A timely development to celebrate during ‘Ōlelo Hawaiʻi Month is the receipt of an exciting grant awarded to Ka Haka ‘Ula O Ke‘elikōlani College of Hawaiian Language. The college has received a four-year early literacy grant from Hawai‘i P-20 Partnerships for Education based out of UH Mānoa. The grant will create a comprehensive evidence-based early literacy program for children, birth through kindergarten, for a majority of Hawaiian language medium early learners statewide. These literacy efforts should also help more students see college, especially UH, as an attainable goal.

The Hale Kuamo‘o Hawaiian Language Center will oversee the project in conjunction with its partners ‘Imiloa Astronomy Center, Ke Kula ‘O Nāwahīokalani‘ōpuʻu Iki Lab Public Charter School, and ‘Aha Pūnana Leo. Year one amount is $228,000.

UH Hilo also sees this project as an additional asset for university students training in our Hawaiian and Indigenous Language Medium Early Education Certificate and Kahuawaiola Indigenous Teacher Education Graduate Program Certificate programs.
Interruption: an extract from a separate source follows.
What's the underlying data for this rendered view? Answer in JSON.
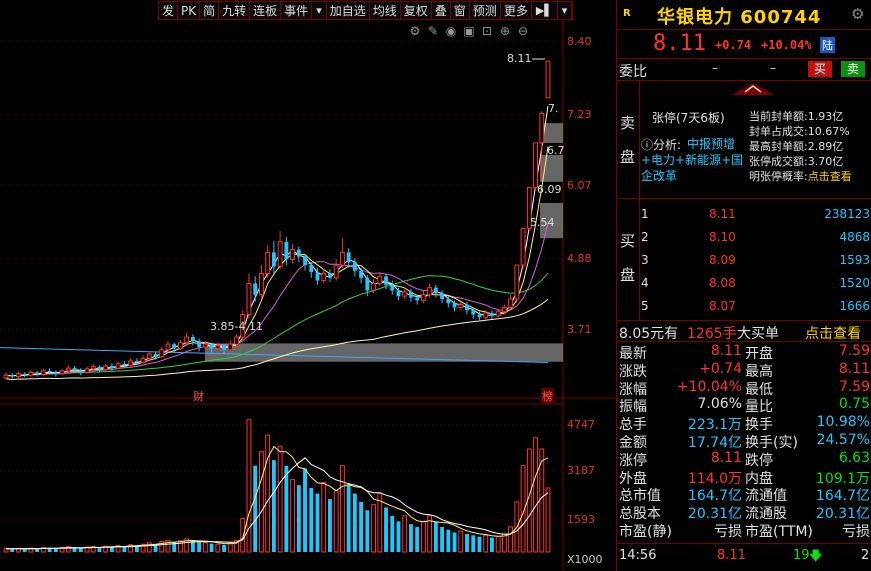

Currently, Kahuawaiola is the only program approved for the Hawaiian medium preschool license by the Hawai‘i Teacher’s Standards Board.

Opportunities like this make me optimistic for our future. Like many others, I was in awe listening to the young poet Amanda Gorman at the presidential inauguration. I was particularly moved by the last few lines:

The new dawn blooms as we free it
For there is always light,
if only we’re brave enough to see it
If only we’re brave enough to be it

As we emerge from Covid times I am filled with hope. Every time I look out and see the sun rise over the ocean here from East Hawai‘i, I think of new beginnings, new opportunities, new hope, and our duty to ensure that each of our students shares those feelings.